De Blasio Maintains Holdout on Charter Schools Growth

February 5, 2014 Updated: October 8, 2018

NEW YORK—Charter schools in New York City won’t grow an inch, if Mayor Bill de Blasio continues with his current stance.

Charter schools—operated by non-profits but funded by public money—educate some 70,000 children in the city, mostly relying on spaces in public schools.

But it seems their golden time of growth could end abruptly, as the new Mayor let it be known he won’t support them as Michael Bloomberg did. “We’re going to be instituting moratorium from this point forward,” de Blasio said on the Brian Lehrer’s Show Monday with regard to any new or pending co-locations.

Co-locations—that is, moving one school to share a building with another one—has been the main method charter schools have relied on to grow. But de Blasio called the current co-location process “a broken one that didn’t consult with parents and communities effectively.”

Until the new system is in place, 42 co-locations that should come into effect starting in September are under review and new ones won’t be approved.

That may be a problem for many young charter schools, which need to add new classes every year as their students grow up.
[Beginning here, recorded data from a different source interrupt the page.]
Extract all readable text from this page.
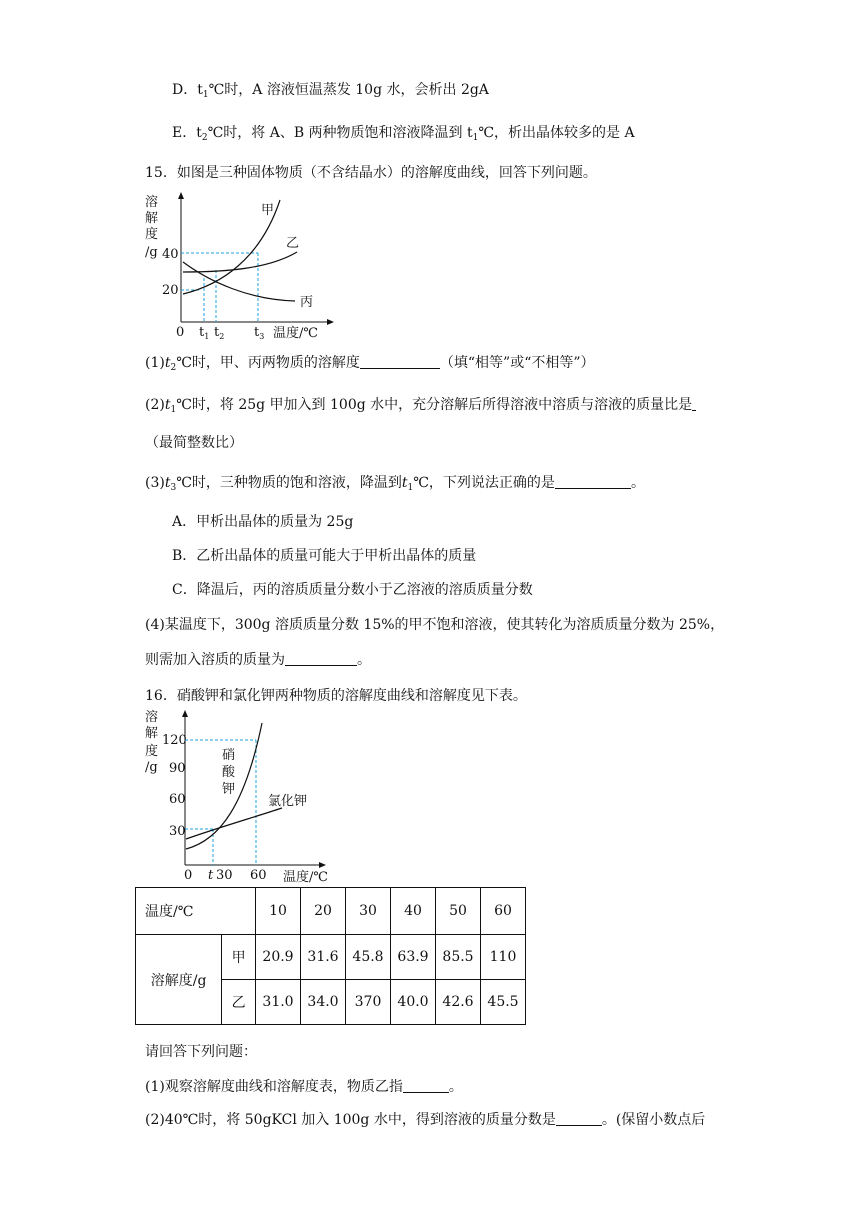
D．$t_1℃$时，A 溶液恒温蒸发 10g 水，会析出 2gA
E．$t_2℃$时，将 A、B 两种物质饱和溶液降温到 $t_1℃$，析出晶体较多的是 A
15．如图是三种固体物质（不含结晶水）的溶解度曲线，回答下列问题。
溶
解
度
/g 40
20
0 $t_1$ $t_2$ $t_3$ 温度/℃
甲
乙
丙
$(1)t_2℃$时，甲、丙两物质的溶解度	（填“相等”或“不相等”）
$(2)t_1℃$时，将 25g 甲加入到 100g 水中，充分溶解后所得溶液中溶质与溶液的质量比是
（最简整数比）
$(3)t_3℃$时，三种物质的饱和溶液，降温到$t_1℃$，下列说法正确的是	。
A．甲析出晶体的质量为 25g
B．乙析出晶体的质量可能大于甲析出晶体的质量
C．降温后，丙的溶质质量分数小于乙溶液的溶质质量分数
(4)某温度下，300g 溶质质量分数 15%的甲不饱和溶液，使其转化为溶质质量分数为 25%，
则需加入溶质的质量为	。
16．硝酸钾和氯化钾两种物质的溶解度曲线和溶解度见下表。
溶
解
度
/g
120
90
60
30
0 t 30 60 温度/℃
硝
酸
钾
氯化钾
温度/℃		10	20	30	40	50	60
溶解度/g	甲	20.9	31.6	45.8	63.9	85.5	110
	乙	31.0	34.0	370	40.0	42.6	45.5
请回答下列问题：
(1)观察溶解度曲线和溶解度表，物质乙指	。
(2)40℃时，将 50gKCl 加入 100g 水中，得到溶液的质量分数是	。(保留小数点后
Meanwhile, the city’s Department of Education (DOE) Chancellor proposed a change to the DOE capital budget on Friday, that would, if approved, cut the whole $210 million budget for charter school class space construction.

De Blasio said it is not yet certain where the money would go instead, but said there are pressing issues of overcrowding in Queens, north-shore Staten Island, East and West Side, as well as the need for new prekindergarten seats.

His signature plan for universal pre-k requires adding class space for tens of thousands 4-year-olds by the end of next year.